I think often about this woman and the nightmare she endured, a nightmare she lives with to this day. I think also about the young resident who was abandoned by her colleagues during that critical time, and I have empathy for her as well. Surely she was left with a nightmare of her own. But a moral response to this catastrophe ends neither in personal empathy nor in the penalties the New York State Health Department imposed on the hospital. We must ask how medical residents might be educated to con front institutional inhumanity of this sort instead of collaborating with it through action or inaction. If that question were answered, it might go a small way toward redeeming the suffering of all involved the man who died, those who loved him, and the health-care professionals who have accepted the burden of responsibility for his death.

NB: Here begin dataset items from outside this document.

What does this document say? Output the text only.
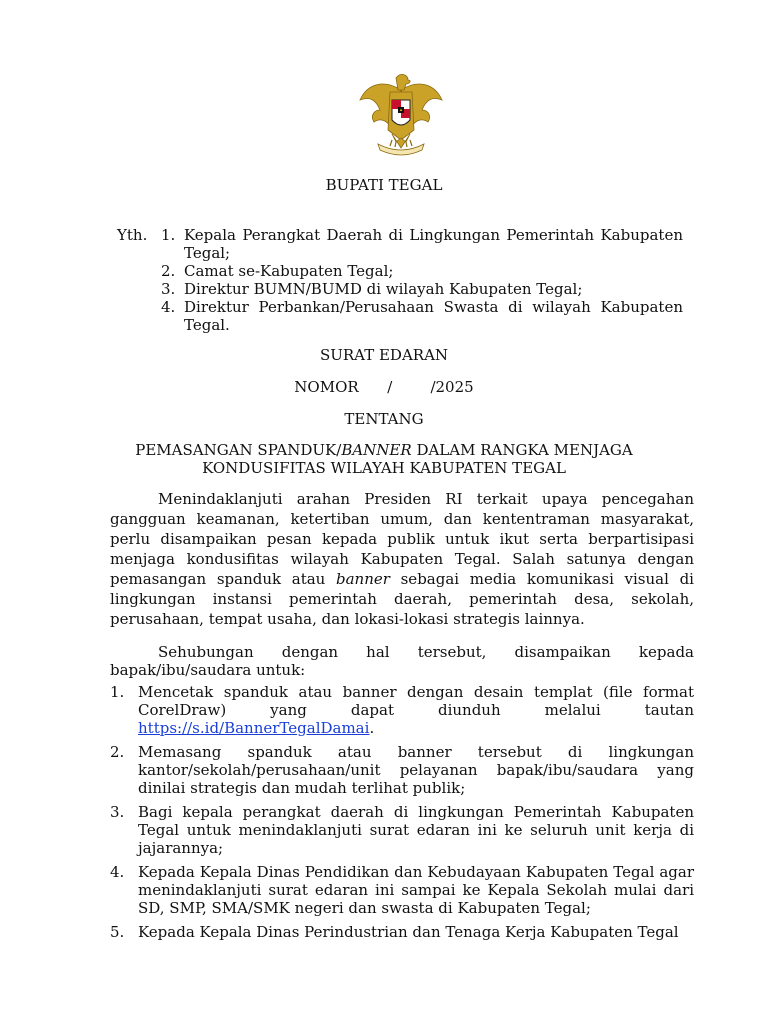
BUPATI TEGAL
Yth. 1. Kepala Perangkat Daerah di Lingkungan Pemerintah Kabupaten Tegal;
2. Camat se-Kabupaten Tegal;
3. Direktur BUMN/BUMD di wilayah Kabupaten Tegal;
4. Direktur Perbankan/Perusahaan Swasta di wilayah Kabupaten Tegal.
SURAT EDARAN
NOMOR      /        /2025
TENTANG
PEMASANGAN SPANDUK/BANNER DALAM RANGKA MENJAGA
KONDUSIFITAS WILAYAH KABUPATEN TEGAL
Menindaklanjuti arahan Presiden RI terkait upaya pencegahan gangguan keamanan, ketertiban umum, dan kententraman masyarakat, perlu disampaikan pesan kepada publik untuk ikut serta berpartisipasi menjaga kondusifitas wilayah Kabupaten Tegal. Salah satunya dengan pemasangan spanduk atau banner sebagai media komunikasi visual di lingkungan instansi pemerintah daerah, pemerintah desa, sekolah, perusahaan, tempat usaha, dan lokasi-lokasi strategis lainnya.
Sehubungan dengan hal tersebut, disampaikan kepada bapak/ibu/saudara untuk:
1. Mencetak spanduk atau banner dengan desain templat (file format CorelDraw) yang dapat diunduh melalui tautan https://s.id/BannerTegalDamai.
2. Memasang spanduk atau banner tersebut di lingkungan kantor/sekolah/perusahaan/unit pelayanan bapak/ibu/saudara yang dinilai strategis dan mudah terlihat publik;
3. Bagi kepala perangkat daerah di lingkungan Pemerintah Kabupaten Tegal untuk menindaklanjuti surat edaran ini ke seluruh unit kerja di jajarannya;
4. Kepada Kepala Dinas Pendidikan dan Kebudayaan Kabupaten Tegal agar menindaklanjuti surat edaran ini sampai ke Kepala Sekolah mulai dari SD, SMP, SMA/SMK negeri dan swasta di Kabupaten Tegal;
5. Kepada Kepala Dinas Perindustrian dan Tenaga Kerja Kabupaten Tegal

Surely this resident knew that the system was collapsing around her. As she rushed frantically from bed to bed, she must have been aware of the human cost that might be extracted from her patients, their kin and herself. What kept her playing her role as an obedient underling in this tragedy instead of speaking truth to power? What kind of action might she have taken to bring reinforcements running? Is there a moral equivalent in the workplace to sending up flares, sounding the alarm, blowing whistles, raising holy hell? And what does it take to act this way in the moment, while there is still something to be salvaged, instead of waiting for a review board to ask what went wrong?

Of course, we might view the resident as another victim of the system, the pawn of superiors whom she could not confront because they had power over her career. That is how many of us excuse ourselves from workplace lapses of morality. But if we give her a moral pass on these grounds, we fail to honor the heart of the healer in her, to say nothing of failing to honor the man who died and the family and friends who must go on without him. Not just the system failed in this ease. The heart of the healer failed as well, a heart that surely knew what was occurring but refused to recognize the fact.